(x-post from my old blog)
Deja vu, the phenomenon of feeling that events occuring have occured
before in exactly the same fashion, can be explained very simply as a
matter of timing in the brain's processing of events. It's not hard to
imagine that some aspects of a stimulus are processed faster than
others. Have you ever raised your head before you "heard" the telephone
ring--before your frontal lobes perceived and recognized a sound?

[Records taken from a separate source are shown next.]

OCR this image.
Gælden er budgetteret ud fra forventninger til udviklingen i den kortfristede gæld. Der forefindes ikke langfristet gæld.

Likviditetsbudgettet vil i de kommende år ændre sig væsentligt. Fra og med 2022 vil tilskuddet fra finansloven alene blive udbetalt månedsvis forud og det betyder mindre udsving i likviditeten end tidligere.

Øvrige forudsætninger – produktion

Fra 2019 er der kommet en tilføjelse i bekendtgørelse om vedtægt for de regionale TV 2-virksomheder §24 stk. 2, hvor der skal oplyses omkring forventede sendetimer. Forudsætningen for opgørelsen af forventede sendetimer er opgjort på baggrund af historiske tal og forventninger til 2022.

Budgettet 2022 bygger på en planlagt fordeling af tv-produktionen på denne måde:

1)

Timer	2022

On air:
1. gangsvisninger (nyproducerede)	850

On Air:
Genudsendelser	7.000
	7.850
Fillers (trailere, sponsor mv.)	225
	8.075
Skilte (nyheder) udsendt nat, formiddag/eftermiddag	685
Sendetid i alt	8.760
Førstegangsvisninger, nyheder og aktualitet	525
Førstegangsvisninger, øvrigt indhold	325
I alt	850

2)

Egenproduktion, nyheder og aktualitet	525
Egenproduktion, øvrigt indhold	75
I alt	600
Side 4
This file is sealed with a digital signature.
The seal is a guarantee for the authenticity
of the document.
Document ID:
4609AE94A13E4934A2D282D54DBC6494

Hearing a sudden, unexpected noise will cause an almost reflexive
reaction in most humans. They jump and look towards the origin of the
sound. It isn't necessary to fully perceive sounds like that prior to
responding to them, and because such noises could signal danger, it
could be a deadly mistake to rely on the much slower frontal lobes to
finish up before a response is coordinated.
A similar system is
likely in play during deja vu. A stimulus is perceived and processing
begins on it. However, the memory storage process encodes the stimulus
just a fraction of a second before the frontal lobes. The frontal lobes,
in processing the stimulus, refer to memory, including the memory just
encoded for the same stimulus, and therefore recognize the stimulus as
something _that already happened_. This out-of-step-processing
hypothesis also explains the decay of deja vu. As an episode of deja vu
progresses, the two processes of conscious perception and memory
gradually return to their proper order, closing the time gap until
conscious processing overtakes memory processing. This closing gap
agrees with the experience of the deja vu memory becoming progressively
less certain until events no longer appear to have happened before.
It's
still not clear what causes deja vu or why episodes tend to stick out
in a person's memory. Memories are more concrete when the stimulus is
very strong or traumatic to the observer, but that doesn't imply that
the processing is *faster*, and furthermore the events that surround
episodes of deja vu are typically very mundane and in no way emotionally
charged. Possibly, deja vu merely shows evidence of the brain's
imperfect powers of perception and time gaps result from a race
condition in our brain software. The more common explanation, that deja
vu arises from the association of long passed or familiar memory traces
with present stimuli could provide part of the answer. Assuming that the
memory process must precede the conscious proces we have to assume that
either the conscious process slows or the memory process accelerates
prior to an episode. If the prior-memory-association hypothesis is
correct, then it's possible the memory of a past event is substituted
into evolving memory and thereby speeds up the process.
My
hypothesis comes from a conceptualization of the brain as a sort of
neurochemical computer. I assume that certain processes are distinct,
identifiable, and observable. I may be wrong and the brain may be
organized in ways that I did not anticipate and cannot understand. Even
so, my explanation is at least as good as any other I've heard and I
beleive it can be tested with in a drug trial.